FIFA found the results of pre-World Cup warm-up matches against Thailand, Bulgaria, Colombia and Guatemala in the weeks leading up the 2010 finals had been fixed.
This briefly led to the suspension of South Africa FA (SAFA) president Kirsten Nematandani who was later reinstated and was also present at Friday’s meeting.
“It is vital that this matter which dates back to 2010 is concluded soon, with the culprits to be sanctioned in accordance with the zero tolerance policy”
FIFA secretary general Jerome Valcke
FIFA said the mandate of the judicial committee “will be limited to matters related to the case of irregularities related to friendly matches of the SAFA in the build-up to the 2010 FIFA World Cup.”

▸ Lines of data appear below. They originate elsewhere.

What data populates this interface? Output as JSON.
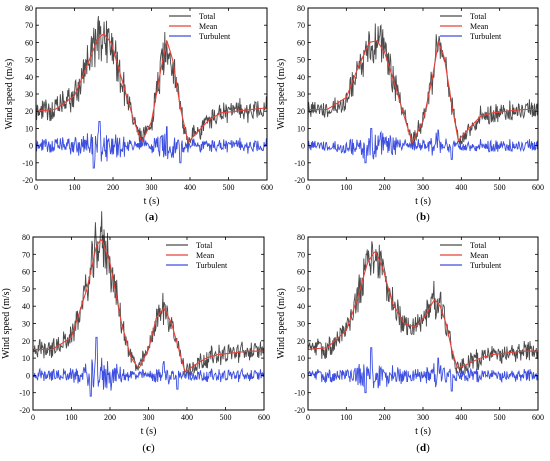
{
  "colors": {
    "total": "#4a4a4a",
    "mean": "#e8423a",
    "turbulent": "#3d4fe0"
  },
  "chart_data": [
    {
      "type": "line",
      "caption": "a",
      "xlabel": "t (s)",
      "ylabel": "Wind speed (m/s)",
      "xlim": [
        0,
        600
      ],
      "ylim": [
        -20,
        80
      ],
      "xticks": [
        "0",
        "100",
        "200",
        "300",
        "400",
        "500",
        "600"
      ],
      "yticks": [
        "-20",
        "-10",
        "0",
        "10",
        "20",
        "30",
        "40",
        "50",
        "60",
        "70",
        "80"
      ],
      "legend": {
        "position": "top-right",
        "entries": [
          "Total",
          "Mean",
          "Turbulent"
        ]
      },
      "mean_curve": {
        "x": [
          0,
          50,
          100,
          130,
          160,
          175,
          195,
          230,
          255,
          275,
          300,
          325,
          340,
          355,
          375,
          395,
          420,
          450,
          480,
          520,
          560,
          600
        ],
        "y": [
          20,
          21,
          29,
          45,
          62,
          65,
          60,
          33,
          14,
          2,
          14,
          45,
          61,
          50,
          22,
          2,
          8,
          15,
          19,
          20,
          21,
          22
        ]
      },
      "turbulence_amplitude": 3.5,
      "turbulent_peaks_y": [
        14,
        -13,
        11,
        -10
      ]
    },
    {
      "type": "line",
      "caption": "b",
      "xlabel": "t (s)",
      "ylabel": "Wind speed (m/s)",
      "xlim": [
        0,
        600
      ],
      "ylim": [
        -20,
        80
      ],
      "xticks": [
        "0",
        "100",
        "200",
        "300",
        "400",
        "500",
        "600"
      ],
      "yticks": [
        "-20",
        "-10",
        "0",
        "10",
        "20",
        "30",
        "40",
        "50",
        "60",
        "70",
        "80"
      ],
      "legend": {
        "position": "top-right",
        "entries": [
          "Total",
          "Mean",
          "Turbulent"
        ]
      },
      "mean_curve": {
        "x": [
          0,
          50,
          100,
          130,
          160,
          180,
          200,
          230,
          255,
          272,
          300,
          325,
          340,
          355,
          375,
          392,
          420,
          450,
          480,
          520,
          560,
          600
        ],
        "y": [
          21,
          21,
          28,
          45,
          60,
          61,
          54,
          33,
          14,
          2,
          14,
          40,
          60,
          52,
          24,
          3,
          10,
          17,
          19,
          20,
          21,
          21
        ]
      },
      "turbulence_amplitude": 3.0,
      "turbulent_peaks_y": [
        10,
        -10,
        9,
        -8
      ]
    },
    {
      "type": "line",
      "caption": "c",
      "xlabel": "t (s)",
      "ylabel": "Wind speed (m/s)",
      "xlim": [
        0,
        600
      ],
      "ylim": [
        -20,
        80
      ],
      "xticks": [
        "0",
        "100",
        "200",
        "300",
        "400",
        "500",
        "600"
      ],
      "yticks": [
        "-20",
        "-10",
        "0",
        "10",
        "20",
        "30",
        "40",
        "50",
        "60",
        "70",
        "80"
      ],
      "legend": {
        "position": "top-right",
        "entries": [
          "Total",
          "Mean",
          "Turbulent"
        ]
      },
      "mean_curve": {
        "x": [
          0,
          50,
          100,
          140,
          165,
          178,
          200,
          230,
          255,
          275,
          300,
          320,
          340,
          360,
          380,
          395,
          420,
          450,
          480,
          520,
          560,
          600
        ],
        "y": [
          15,
          15,
          22,
          50,
          75,
          79,
          65,
          30,
          10,
          4,
          15,
          33,
          39,
          30,
          14,
          2,
          6,
          10,
          12,
          13,
          14,
          14
        ]
      },
      "turbulence_amplitude": 3.0,
      "turbulent_peaks_y": [
        22,
        -12,
        8,
        -8
      ]
    },
    {
      "type": "line",
      "caption": "d",
      "xlabel": "t (s)",
      "ylabel": "Wind speed (m/s)",
      "xlim": [
        0,
        600
      ],
      "ylim": [
        -20,
        80
      ],
      "xticks": [
        "0",
        "100",
        "200",
        "300",
        "400",
        "500",
        "600"
      ],
      "yticks": [
        "-20",
        "-10",
        "0",
        "10",
        "20",
        "30",
        "40",
        "50",
        "60",
        "70",
        "80"
      ],
      "legend": {
        "position": "top-right",
        "entries": [
          "Total",
          "Mean",
          "Turbulent"
        ]
      },
      "mean_curve": {
        "x": [
          0,
          50,
          100,
          130,
          155,
          175,
          195,
          220,
          250,
          280,
          305,
          330,
          345,
          360,
          375,
          390,
          420,
          450,
          480,
          520,
          560,
          600
        ],
        "y": [
          15,
          16,
          26,
          45,
          65,
          72,
          62,
          42,
          30,
          28,
          34,
          44,
          40,
          30,
          15,
          4,
          7,
          10,
          12,
          13,
          14,
          14
        ]
      },
      "turbulence_amplitude": 3.0,
      "turbulent_peaks_y": [
        16,
        -10,
        10,
        -9
      ]
    }
  ]
}
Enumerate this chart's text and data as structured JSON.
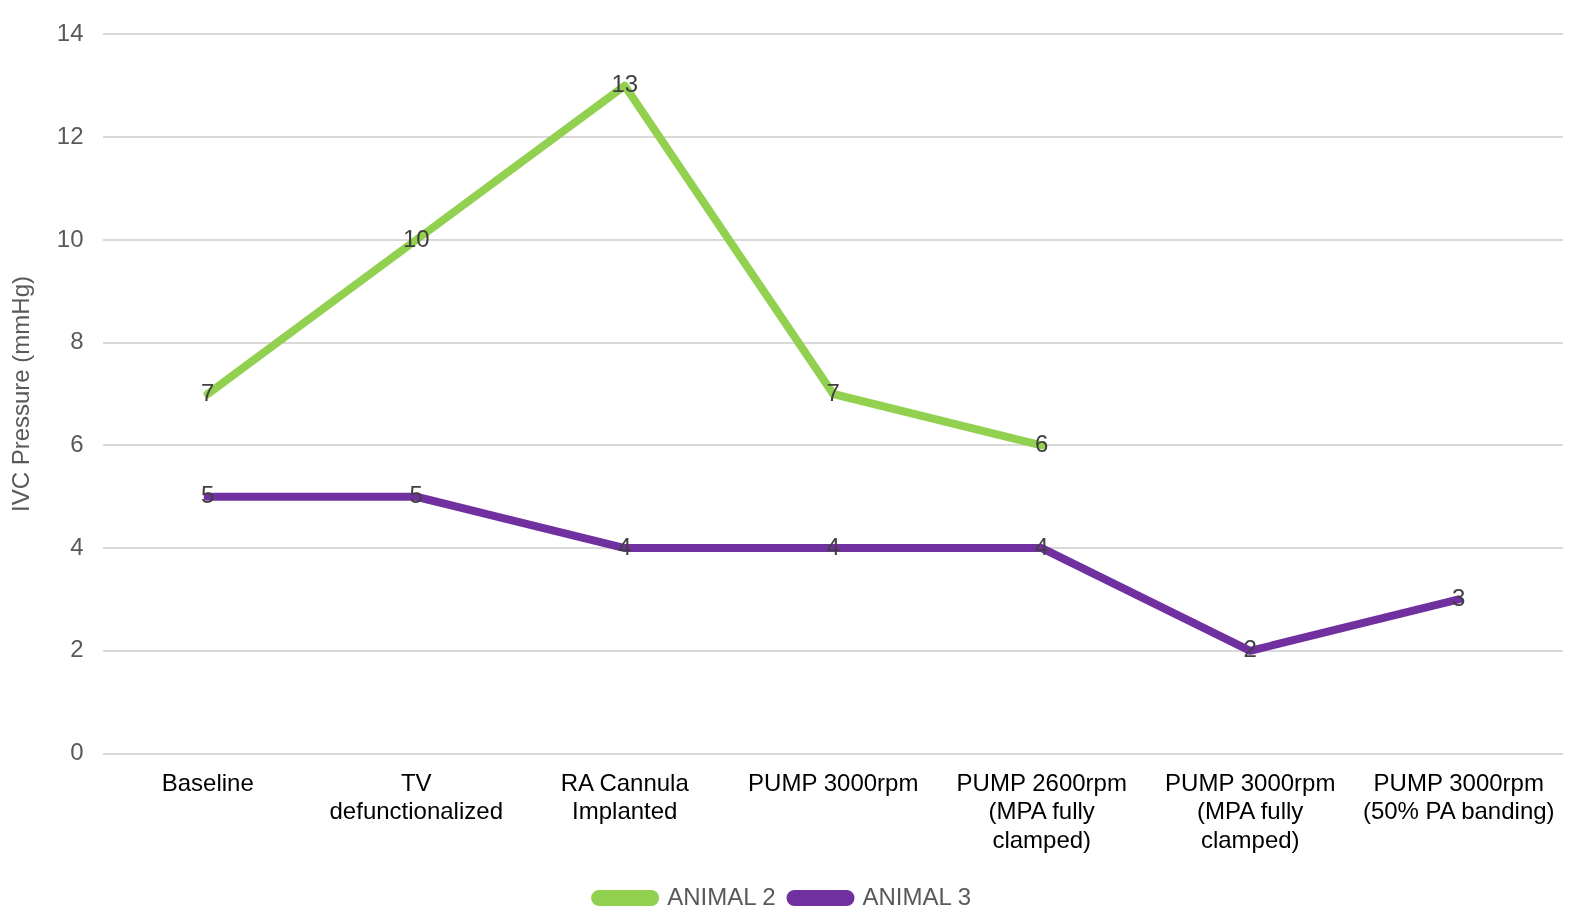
{
  "chart_data": {
    "type": "line",
    "ylabel": "IVC Pressure (mmHg)",
    "categories": [
      "Baseline",
      "TV defunctionalized",
      "RA Cannula Implanted",
      "PUMP 3000rpm",
      "PUMP 2600rpm (MPA fully clamped)",
      "PUMP 3000rpm (MPA fully clamped)",
      "PUMP 3000rpm (50% PA banding)"
    ],
    "series": [
      {
        "name": "ANIMAL 2",
        "color": "#92d050",
        "values": [
          7,
          10,
          13,
          7,
          6,
          null,
          null
        ]
      },
      {
        "name": "ANIMAL 3",
        "color": "#7030a0",
        "values": [
          5,
          5,
          4,
          4,
          4,
          2,
          3
        ]
      }
    ],
    "ylim": [
      0,
      14
    ],
    "yticks": [
      0,
      2,
      4,
      6,
      8,
      10,
      12,
      14
    ],
    "grid": "y",
    "legend": "bottom",
    "data_labels": true,
    "marker": "none"
  }
}
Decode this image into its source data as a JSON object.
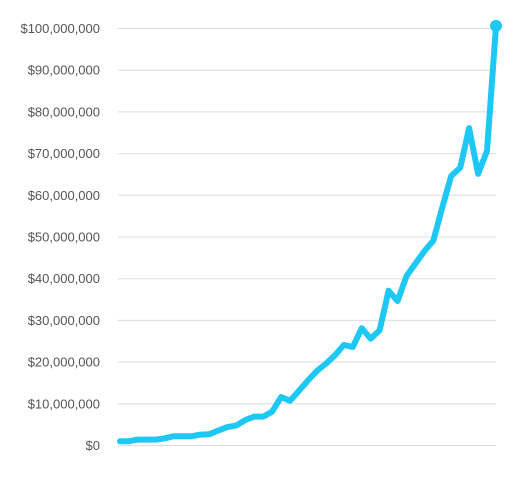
{
  "chart_data": {
    "type": "line",
    "title": "",
    "xlabel": "",
    "ylabel": "",
    "grid": true,
    "ylim": [
      0,
      100000000
    ],
    "yticks": [
      {
        "value": 0,
        "label": "$0"
      },
      {
        "value": 10000000,
        "label": "$10,000,000"
      },
      {
        "value": 20000000,
        "label": "$20,000,000"
      },
      {
        "value": 30000000,
        "label": "$30,000,000"
      },
      {
        "value": 40000000,
        "label": "$40,000,000"
      },
      {
        "value": 50000000,
        "label": "$50,000,000"
      },
      {
        "value": 60000000,
        "label": "$60,000,000"
      },
      {
        "value": 70000000,
        "label": "$70,000,000"
      },
      {
        "value": 80000000,
        "label": "$80,000,000"
      },
      {
        "value": 90000000,
        "label": "$90,000,000"
      },
      {
        "value": 100000000,
        "label": "$100,000,000"
      }
    ],
    "x": [
      1,
      2,
      3,
      4,
      5,
      6,
      7,
      8,
      9,
      10,
      11,
      12,
      13,
      14,
      15,
      16,
      17,
      18,
      19,
      20,
      21,
      22,
      23,
      24,
      25,
      26,
      27,
      28,
      29,
      30,
      31,
      32,
      33,
      34,
      35,
      36,
      37,
      38,
      39,
      40,
      41,
      42,
      43,
      44,
      45,
      46,
      47,
      48,
      49,
      50
    ],
    "xlim": [
      1,
      50
    ],
    "series": [
      {
        "color": "#1ec8f5",
        "values": [
          900000,
          900000,
          1300000,
          1300000,
          1300000,
          1600000,
          2100000,
          2100000,
          2100000,
          2500000,
          2600000,
          3500000,
          4300000,
          4700000,
          6000000,
          6800000,
          6800000,
          8000000,
          11500000,
          10600000,
          13000000,
          15500000,
          17800000,
          19500000,
          21500000,
          24000000,
          23500000,
          28000000,
          25500000,
          27500000,
          37000000,
          34500000,
          40500000,
          43500000,
          46500000,
          49000000,
          57000000,
          64500000,
          66500000,
          76000000,
          65000000,
          70500000,
          100500000
        ],
        "x": [
          1,
          2,
          3,
          4,
          5,
          6,
          7,
          8,
          9,
          10,
          11,
          12,
          13,
          14,
          15,
          16,
          17,
          18,
          19,
          20,
          21,
          22,
          23,
          24,
          25,
          26,
          27,
          28,
          29,
          30,
          31,
          32,
          33,
          34,
          35,
          36,
          37,
          38,
          39,
          40,
          41,
          42,
          43
        ]
      }
    ],
    "end_marker": true
  }
}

The SAFA’s executive committee agreed on Saturday for the government to take the lead in investigating match-fixing, but it said it wanted a top FIFA prosecutor to join in.
SAFA recommended that the chairman of the investigating arm of FIFA’s ethics committee, Michael Garcia, be part of a three-member commission.
“It is critical that structures are set-up in order to tackle similar cases should they happen in the future,” said Valcke.
“I am very pleased by the commitment of the South African government and also SAFA to make sure this matter is now dealt with as a highest priority.
“FIFA will provide any advice and support possible both at investigatory and disciplinary level. To this effect a representative from FIFA’s Security Division was also at today’s meeting.”
Allegations of match-fixing were first revealed in the South African press in July 2011 but SAFA did not immediately act.
The issue was only raised once FIFA had incorporated the country into a wider investigation into Wilson Raj Perumal, a Singaporean jailed for two years for masterminding a match-fixing scheme in Finland.
Nematandani and four other top officials were briefly suspended following the handing over in December by FIFA to SAFA of a 500-page investigation into the activities of Perumal and his Football 4U organisation.
But within a month their suspension was lifted on procedural grounds.